Whether by necessity or by the nature of our sustainability-minded population, Squamish has thriving sharing and second-hand economies.
We should be proud of our willingness to shop and trade recycled goods.
We have our beloved Random Clothing consignment store, Pearl’s Value & Vintage, Treasure Boutique and other second-hand shops, for gently used items.
There’s also plenty of up-cyclers like Peter Poburan of the Reclaim Factory, who turn our “trash” into new and better, one-of-a-kind items. And of course we have Squamish ReBuild for vintage construction supplies.
The kids up at Quest University have reusing down to a science. At the end of each semester, the students — many from far off locales — put things they can’t take home in piles for other students to come and take.
Everything from winter coats not needed by the graduating student heading back to a hot homeland to skateboards or rice cookers that are too heavy and therefore expensive to take on a plane is up for grabs.
We have plenty of online buy, sell and swap options in Squamish too. On Facebook, Squamish Women’s Clothing & Accessories Resale does brisk business with more than 3,300 members. And though it only has about 400 members, Squamish Food Swap & Share on Facebook often has eats worth picking up.

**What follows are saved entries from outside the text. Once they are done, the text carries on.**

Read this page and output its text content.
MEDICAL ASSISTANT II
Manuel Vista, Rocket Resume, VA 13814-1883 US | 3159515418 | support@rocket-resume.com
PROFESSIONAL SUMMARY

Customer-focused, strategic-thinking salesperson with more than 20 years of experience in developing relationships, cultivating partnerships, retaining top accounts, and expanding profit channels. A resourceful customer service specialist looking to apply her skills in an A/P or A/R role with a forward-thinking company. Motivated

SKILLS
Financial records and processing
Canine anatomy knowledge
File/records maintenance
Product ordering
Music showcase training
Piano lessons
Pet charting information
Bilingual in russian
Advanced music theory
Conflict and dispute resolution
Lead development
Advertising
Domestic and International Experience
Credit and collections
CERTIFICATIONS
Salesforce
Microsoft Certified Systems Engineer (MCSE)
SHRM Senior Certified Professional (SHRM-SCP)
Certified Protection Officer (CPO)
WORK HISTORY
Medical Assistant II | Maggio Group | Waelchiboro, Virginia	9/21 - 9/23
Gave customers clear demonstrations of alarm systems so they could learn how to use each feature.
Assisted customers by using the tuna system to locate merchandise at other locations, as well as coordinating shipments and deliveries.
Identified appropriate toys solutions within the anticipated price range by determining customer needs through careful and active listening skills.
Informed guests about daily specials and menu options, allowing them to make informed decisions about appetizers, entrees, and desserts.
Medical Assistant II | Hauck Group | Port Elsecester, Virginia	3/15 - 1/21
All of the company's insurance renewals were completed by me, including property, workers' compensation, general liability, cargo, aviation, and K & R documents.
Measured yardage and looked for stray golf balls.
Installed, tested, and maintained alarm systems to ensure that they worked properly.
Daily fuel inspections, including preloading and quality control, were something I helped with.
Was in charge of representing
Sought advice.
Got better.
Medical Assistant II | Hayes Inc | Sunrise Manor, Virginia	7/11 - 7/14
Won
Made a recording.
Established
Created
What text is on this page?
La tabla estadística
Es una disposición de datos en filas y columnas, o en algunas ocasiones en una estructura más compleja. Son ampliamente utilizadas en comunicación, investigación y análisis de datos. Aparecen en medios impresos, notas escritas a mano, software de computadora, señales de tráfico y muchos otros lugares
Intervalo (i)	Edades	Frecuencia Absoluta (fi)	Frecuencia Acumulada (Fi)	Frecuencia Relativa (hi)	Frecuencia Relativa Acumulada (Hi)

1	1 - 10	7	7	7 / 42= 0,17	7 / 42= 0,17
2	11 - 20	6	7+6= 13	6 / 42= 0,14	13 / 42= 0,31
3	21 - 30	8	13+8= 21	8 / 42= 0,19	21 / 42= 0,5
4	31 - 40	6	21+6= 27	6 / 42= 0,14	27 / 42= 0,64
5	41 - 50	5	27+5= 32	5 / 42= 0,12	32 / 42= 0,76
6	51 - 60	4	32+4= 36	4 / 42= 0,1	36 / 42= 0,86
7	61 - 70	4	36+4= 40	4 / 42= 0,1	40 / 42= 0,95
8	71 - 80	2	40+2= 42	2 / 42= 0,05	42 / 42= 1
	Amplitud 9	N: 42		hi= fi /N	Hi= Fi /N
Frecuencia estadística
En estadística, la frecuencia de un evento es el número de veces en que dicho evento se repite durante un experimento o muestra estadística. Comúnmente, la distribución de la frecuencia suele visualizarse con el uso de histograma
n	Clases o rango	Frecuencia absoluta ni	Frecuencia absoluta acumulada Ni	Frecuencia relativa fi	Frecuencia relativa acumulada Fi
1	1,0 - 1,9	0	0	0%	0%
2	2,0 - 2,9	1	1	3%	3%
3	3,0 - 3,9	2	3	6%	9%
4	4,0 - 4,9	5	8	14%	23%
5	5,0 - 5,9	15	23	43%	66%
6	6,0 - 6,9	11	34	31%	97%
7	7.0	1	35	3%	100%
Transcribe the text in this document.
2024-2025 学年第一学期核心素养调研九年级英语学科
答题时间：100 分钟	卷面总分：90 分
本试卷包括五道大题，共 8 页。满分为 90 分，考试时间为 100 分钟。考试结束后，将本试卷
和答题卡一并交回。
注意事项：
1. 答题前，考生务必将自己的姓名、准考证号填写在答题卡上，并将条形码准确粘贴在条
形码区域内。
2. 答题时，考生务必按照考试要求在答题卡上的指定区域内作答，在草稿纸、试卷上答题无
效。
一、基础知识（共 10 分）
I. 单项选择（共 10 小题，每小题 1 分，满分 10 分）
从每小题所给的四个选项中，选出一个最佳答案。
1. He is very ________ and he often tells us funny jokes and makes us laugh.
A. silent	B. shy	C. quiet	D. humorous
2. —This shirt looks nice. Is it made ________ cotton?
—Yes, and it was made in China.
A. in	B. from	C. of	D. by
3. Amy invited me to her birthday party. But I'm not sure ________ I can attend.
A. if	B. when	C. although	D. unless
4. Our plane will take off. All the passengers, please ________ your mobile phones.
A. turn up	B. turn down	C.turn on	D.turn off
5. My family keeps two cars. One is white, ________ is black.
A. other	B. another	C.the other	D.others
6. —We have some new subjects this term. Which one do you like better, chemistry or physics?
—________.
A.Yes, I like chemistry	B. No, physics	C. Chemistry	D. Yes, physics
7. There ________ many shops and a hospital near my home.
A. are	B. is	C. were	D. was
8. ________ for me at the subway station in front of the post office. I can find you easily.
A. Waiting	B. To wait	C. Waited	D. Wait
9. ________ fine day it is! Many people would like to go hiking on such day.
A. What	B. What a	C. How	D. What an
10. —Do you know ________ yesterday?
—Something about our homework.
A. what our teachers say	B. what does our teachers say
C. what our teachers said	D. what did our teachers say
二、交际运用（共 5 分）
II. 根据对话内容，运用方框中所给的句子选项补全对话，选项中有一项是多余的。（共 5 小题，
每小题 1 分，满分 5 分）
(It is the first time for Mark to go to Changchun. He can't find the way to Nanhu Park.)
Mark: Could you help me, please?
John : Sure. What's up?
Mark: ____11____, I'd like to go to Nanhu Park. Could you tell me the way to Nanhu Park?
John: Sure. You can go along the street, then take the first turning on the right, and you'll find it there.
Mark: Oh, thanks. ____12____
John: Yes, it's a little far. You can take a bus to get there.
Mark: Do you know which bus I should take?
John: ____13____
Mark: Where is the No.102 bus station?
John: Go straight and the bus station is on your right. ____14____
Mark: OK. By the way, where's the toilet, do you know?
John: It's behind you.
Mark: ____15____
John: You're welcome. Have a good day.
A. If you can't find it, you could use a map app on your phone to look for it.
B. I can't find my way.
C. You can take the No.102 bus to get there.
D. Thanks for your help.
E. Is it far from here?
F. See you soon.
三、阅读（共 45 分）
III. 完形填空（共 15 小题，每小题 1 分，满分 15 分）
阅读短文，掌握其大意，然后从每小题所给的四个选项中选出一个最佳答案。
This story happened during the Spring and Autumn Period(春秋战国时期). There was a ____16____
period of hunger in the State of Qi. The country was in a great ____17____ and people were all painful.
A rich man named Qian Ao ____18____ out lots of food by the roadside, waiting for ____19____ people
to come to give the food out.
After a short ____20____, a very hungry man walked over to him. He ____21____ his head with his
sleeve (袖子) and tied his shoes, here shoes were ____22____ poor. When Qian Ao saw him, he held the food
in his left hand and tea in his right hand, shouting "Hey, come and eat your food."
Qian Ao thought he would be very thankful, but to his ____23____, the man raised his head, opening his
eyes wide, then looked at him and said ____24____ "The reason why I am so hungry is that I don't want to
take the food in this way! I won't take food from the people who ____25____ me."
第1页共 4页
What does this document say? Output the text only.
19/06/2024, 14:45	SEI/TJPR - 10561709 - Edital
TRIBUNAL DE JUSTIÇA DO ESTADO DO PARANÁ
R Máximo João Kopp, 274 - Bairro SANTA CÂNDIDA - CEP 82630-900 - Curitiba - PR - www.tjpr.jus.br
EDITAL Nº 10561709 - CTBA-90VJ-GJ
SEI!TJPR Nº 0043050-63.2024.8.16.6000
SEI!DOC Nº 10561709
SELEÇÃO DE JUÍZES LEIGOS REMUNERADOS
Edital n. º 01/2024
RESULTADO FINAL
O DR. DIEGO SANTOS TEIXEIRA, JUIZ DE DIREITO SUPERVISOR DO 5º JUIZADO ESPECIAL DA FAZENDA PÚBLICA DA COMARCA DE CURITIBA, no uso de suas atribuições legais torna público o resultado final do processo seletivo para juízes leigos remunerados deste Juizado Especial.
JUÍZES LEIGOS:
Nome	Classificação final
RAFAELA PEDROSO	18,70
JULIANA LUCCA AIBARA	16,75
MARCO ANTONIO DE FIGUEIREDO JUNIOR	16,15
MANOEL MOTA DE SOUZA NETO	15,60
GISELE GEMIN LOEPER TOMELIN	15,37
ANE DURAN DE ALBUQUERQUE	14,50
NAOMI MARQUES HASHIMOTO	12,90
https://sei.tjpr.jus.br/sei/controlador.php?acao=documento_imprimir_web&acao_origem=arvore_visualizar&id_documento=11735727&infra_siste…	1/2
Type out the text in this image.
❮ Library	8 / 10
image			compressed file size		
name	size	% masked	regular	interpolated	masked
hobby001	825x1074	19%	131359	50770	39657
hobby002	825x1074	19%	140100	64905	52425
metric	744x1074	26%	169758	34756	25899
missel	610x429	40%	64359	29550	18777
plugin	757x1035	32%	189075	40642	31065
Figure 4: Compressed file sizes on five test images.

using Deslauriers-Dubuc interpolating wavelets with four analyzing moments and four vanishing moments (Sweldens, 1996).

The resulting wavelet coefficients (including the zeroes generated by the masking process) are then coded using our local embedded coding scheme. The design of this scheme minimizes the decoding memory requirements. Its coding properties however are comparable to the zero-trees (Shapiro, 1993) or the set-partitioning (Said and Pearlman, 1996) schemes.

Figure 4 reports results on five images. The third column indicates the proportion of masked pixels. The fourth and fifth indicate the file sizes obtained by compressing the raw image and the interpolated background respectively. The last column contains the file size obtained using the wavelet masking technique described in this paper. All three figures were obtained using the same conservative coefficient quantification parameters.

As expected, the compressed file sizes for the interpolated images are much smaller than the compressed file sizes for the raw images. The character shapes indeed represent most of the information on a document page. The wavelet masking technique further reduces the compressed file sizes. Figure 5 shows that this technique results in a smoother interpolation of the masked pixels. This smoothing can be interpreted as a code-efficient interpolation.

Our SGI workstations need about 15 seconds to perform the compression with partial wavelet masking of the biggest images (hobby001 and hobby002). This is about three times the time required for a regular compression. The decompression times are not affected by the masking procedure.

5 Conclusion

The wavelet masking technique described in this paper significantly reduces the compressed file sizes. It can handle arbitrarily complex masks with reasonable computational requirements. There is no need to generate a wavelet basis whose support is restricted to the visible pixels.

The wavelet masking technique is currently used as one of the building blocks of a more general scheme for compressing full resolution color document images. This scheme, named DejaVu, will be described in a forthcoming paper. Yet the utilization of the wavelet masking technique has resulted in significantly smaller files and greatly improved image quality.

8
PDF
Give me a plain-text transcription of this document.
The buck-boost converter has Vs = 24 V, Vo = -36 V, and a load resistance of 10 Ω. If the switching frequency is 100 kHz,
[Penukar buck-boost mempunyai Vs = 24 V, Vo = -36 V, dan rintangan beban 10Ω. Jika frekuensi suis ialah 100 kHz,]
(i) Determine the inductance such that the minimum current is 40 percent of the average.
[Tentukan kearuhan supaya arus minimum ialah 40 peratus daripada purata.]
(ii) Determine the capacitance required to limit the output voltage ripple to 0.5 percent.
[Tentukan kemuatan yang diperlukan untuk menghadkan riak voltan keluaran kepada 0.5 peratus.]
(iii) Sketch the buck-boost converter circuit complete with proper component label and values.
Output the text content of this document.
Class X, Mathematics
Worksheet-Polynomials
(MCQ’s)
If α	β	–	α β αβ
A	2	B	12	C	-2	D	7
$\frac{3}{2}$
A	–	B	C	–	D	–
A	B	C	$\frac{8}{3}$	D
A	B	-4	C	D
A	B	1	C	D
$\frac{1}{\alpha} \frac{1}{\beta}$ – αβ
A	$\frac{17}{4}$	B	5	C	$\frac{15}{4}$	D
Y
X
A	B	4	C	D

Some online forums even offer items for free, such as the Squamish Free Stuff and Britannia Beach Free Stuff pages.
Of course, if we all stopped shopping at regular brick and mortar stores selling new items, that would hurt Squamish small businesses, but we seem to have found a sweet spot where we support both.
And we are part of an increasing Canadian trend.
A total of $1.9 billion in goods were granted a second life in Canada in 2016, according to the Kijiji Second-Hand Economy Index 2017 report.
The most exchanged items are clothing, shoes, and accessories, followed by entertainment products and then baby clothing and accessories, according to the report.
Canadians saved, on average, $843 in 2016 by acquiring used goods instead of new. Sellers make an average of $1,037 a year from hawking their wares.
If you haven’t checked out some of our local second-hand options, do so.